L’EXEMPLE DE LA COOPÉRATIVE CAFÉ CHORTI

Histoire de café

Tout commence en 1994, lorsque Dimitri Lecarte, fraîchement diplômé et souhaitant se rendre utile, part au Guatemala, dans la région Chorti, à la frontière entre le Honduras et le Salvador. Dans cette région vivent les indiens Chorti, l’une des 23 ethnies d’indiens descendantes des Mayas.  Il rejoint un prêtre envoyé par sa paroisse pour mener des projets humanitaires. Cette expérience de trois ans dans la mission lui fait prendre conscience que si les projets humanitaires peuvent être nécessaires pour répondre à une crise, ils créent des dépendances, surtout si la situation d’ « urgence » s’installe. Il lui a donc semblé nécessaire de mettre en place les conditions d’un développement basé sur les savoir-faire de la population, sur leur travail. Dans le cas des indiens Chorti, ce développement parait alors pouvoir se construire sur la culture du café.

Il faut savoir que dans les années 80, suite à l’insuffisance de l’offre mondiale de café par rapport à la demande, les institutions financières ont poussé les agriculteurs à entreprendre dans la culture du café. Les indiens Chorti se sont engagés dans la production sans bien en cerner les tenants et les aboutissants. En effet, ils n’avaient pas de contact quotidien avec l’argent, ni de notions sur le fonctionnement d’un prêt financier, avec capital et intérêt, ni d’idée de la valeur du café sur les marchés internationaux. Poussés par la demande, ils se sont lancés malgré tout dans la production de café. Après 4 ans – temps nécessaire pour qu’une culture commence à produire – ils n’ont pu trouver d’acheteurs prêts à payer un prix suffisant pour vivre de leur production et rembourser ne serait-ce que les intérêts de leur emprunt, ceux-ci pouvant monter jusqu’à 30% du capital emprunté.

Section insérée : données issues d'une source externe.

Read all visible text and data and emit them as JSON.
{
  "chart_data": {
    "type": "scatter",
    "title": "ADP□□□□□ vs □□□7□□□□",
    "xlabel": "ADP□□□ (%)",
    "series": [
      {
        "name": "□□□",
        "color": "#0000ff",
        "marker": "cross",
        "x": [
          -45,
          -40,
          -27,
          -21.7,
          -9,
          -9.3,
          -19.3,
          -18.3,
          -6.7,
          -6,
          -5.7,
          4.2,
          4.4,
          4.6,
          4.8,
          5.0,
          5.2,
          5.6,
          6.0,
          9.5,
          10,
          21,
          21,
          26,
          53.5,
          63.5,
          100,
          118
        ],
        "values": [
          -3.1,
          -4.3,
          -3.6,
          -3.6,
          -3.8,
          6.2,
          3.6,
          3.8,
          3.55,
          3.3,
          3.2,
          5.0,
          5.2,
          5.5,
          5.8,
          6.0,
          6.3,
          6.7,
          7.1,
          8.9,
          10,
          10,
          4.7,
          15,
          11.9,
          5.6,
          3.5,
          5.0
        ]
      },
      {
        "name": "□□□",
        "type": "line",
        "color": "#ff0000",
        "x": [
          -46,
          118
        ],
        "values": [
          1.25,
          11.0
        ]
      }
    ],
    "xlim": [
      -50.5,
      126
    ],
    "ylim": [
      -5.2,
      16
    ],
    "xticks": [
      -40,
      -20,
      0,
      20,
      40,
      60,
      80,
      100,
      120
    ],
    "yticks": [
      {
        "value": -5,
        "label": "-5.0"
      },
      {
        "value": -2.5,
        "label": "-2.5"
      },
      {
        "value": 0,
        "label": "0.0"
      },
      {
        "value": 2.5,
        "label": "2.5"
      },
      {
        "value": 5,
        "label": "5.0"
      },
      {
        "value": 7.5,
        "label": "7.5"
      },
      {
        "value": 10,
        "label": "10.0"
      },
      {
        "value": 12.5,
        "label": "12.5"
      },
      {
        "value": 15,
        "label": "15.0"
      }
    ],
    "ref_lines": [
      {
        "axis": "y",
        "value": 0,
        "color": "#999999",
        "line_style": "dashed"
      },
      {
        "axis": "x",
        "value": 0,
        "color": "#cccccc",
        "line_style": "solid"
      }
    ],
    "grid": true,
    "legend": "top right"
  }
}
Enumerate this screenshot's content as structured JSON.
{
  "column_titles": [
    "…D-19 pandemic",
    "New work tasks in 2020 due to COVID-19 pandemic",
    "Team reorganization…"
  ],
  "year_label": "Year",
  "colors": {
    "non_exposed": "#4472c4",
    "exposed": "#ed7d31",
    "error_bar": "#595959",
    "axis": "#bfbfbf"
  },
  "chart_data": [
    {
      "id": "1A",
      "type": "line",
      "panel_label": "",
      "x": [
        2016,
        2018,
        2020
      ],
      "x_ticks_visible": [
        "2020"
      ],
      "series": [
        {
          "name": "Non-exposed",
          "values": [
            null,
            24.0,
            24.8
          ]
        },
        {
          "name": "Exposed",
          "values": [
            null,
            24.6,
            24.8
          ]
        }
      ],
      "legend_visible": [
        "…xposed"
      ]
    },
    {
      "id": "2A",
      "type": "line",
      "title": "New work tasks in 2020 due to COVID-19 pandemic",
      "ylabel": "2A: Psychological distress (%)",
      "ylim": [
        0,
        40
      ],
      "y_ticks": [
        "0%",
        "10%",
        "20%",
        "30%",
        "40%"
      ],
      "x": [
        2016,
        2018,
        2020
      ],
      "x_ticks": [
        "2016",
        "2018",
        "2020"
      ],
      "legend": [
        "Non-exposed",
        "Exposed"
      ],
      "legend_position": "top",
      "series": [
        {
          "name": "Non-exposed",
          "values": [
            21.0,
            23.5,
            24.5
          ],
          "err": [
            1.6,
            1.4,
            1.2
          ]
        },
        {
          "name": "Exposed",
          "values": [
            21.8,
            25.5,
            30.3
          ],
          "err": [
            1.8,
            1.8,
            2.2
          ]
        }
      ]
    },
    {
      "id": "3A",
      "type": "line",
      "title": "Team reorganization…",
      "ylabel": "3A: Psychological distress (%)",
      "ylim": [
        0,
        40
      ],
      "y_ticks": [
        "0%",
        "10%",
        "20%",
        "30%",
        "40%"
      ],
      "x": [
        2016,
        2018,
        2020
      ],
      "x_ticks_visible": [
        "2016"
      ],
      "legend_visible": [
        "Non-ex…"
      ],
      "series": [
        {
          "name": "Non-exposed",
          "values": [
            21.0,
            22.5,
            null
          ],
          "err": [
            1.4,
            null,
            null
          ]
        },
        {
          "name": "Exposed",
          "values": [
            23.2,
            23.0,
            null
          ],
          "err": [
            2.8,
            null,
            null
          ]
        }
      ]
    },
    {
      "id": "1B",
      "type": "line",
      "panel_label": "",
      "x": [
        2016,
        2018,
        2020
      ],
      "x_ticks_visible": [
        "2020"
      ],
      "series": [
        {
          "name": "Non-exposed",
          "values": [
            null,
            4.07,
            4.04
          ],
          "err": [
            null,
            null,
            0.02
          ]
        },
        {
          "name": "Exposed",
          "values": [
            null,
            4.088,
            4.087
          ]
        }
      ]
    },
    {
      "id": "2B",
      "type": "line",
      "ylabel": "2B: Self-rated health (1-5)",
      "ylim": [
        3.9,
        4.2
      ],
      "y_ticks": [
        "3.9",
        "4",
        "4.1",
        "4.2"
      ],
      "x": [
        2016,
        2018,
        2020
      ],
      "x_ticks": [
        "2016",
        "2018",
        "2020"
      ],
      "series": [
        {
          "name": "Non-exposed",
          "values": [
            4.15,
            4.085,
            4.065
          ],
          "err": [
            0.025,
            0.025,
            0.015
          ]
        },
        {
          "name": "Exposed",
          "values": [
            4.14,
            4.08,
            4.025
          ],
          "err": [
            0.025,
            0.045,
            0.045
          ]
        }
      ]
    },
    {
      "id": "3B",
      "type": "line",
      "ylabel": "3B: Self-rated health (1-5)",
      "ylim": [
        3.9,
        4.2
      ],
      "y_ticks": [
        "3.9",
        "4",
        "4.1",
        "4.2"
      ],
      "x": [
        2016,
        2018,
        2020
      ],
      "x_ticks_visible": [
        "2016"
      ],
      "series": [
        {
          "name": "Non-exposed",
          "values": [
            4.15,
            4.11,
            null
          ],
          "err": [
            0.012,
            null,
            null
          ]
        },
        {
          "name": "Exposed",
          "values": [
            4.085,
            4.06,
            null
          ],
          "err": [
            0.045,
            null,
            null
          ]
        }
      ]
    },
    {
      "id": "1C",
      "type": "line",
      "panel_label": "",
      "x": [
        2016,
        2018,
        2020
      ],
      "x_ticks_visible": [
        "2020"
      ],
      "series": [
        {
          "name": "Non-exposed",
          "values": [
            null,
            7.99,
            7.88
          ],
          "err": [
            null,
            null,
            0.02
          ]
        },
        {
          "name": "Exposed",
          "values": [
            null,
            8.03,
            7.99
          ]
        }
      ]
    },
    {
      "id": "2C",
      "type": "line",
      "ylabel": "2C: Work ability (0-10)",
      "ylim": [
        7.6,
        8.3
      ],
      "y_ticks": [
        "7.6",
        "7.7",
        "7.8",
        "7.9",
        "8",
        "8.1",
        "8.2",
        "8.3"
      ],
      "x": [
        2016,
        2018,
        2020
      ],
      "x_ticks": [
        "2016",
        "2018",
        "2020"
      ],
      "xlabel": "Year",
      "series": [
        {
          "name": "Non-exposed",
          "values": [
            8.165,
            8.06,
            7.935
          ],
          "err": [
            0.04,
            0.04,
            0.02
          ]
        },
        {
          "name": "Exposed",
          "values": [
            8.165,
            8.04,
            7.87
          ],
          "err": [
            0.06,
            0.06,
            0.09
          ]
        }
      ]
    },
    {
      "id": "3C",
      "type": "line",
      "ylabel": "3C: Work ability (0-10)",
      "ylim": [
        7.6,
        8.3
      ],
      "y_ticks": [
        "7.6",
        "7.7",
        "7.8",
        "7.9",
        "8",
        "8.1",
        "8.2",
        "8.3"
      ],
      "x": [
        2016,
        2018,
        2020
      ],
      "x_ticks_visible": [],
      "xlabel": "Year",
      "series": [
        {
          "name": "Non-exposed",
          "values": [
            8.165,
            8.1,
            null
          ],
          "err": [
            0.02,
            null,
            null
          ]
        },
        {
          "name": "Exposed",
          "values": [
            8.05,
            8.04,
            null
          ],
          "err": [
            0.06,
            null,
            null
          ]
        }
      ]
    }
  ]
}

Certains ont vu leurs terres saisies par les banques ; d’autres ont dû partir comme travailleurs agricoles dans d’immenses plantations, payés 1 à 2 euros par jour, provoquant l’explosion de leur famille ; d’autres encore ont continué à produire vaille que vaille, acculés par les dettes à rembourser.

C’est dans cette situation que Dimitri Lecarte a lancé la réflexion avec les indiens Chorti quant à la possibilité de baser leur développement sur la production de café. Le commerce équitable, à l’époque bien moins connu qu’aujourd’hui, leur est apparu comme étant la solution idéale. En effet, cela leur ouvrait la possibilité de se positionner sur le marché de l’exportation en formant les producteurs et en leur proposant une filière où leur café serait transformé et commercialisé avec un accord sur le prix minimum. L’intérêt pour les indiens Chorti était surtout de pouvoir construire une relation sur le long terme qui consolide leur marché. Un bon client n’est pas forcément un client équitable, ni même forcément un client proposant un prix élevé, mais bien un client qui s’engage sur le long terme. Cet engagement est important car les producteurs de café, à l’instar de tous les agriculteurs du Sud comme du Nord, doivent préfinancer leurs récoltes : ils doivent acheter des graines, de l’outillage, éventuellement des engrais – même organiques, car ils ne possèdent pas assez de terres pour disposer de matières végétales permettant de produire les volumes de compost nécessaires à la fertilisation adéquate des plantations – etc., et tout cela avant d’avoir touché l’argent de la vente de leur récolte. Ils doivent donc emprunter et s’endetter. Savoir qu’ils ont un client qui leur achètera à un prix garanti est essentiel pour planifier leur production et investir avec assurance dans leur propre développement.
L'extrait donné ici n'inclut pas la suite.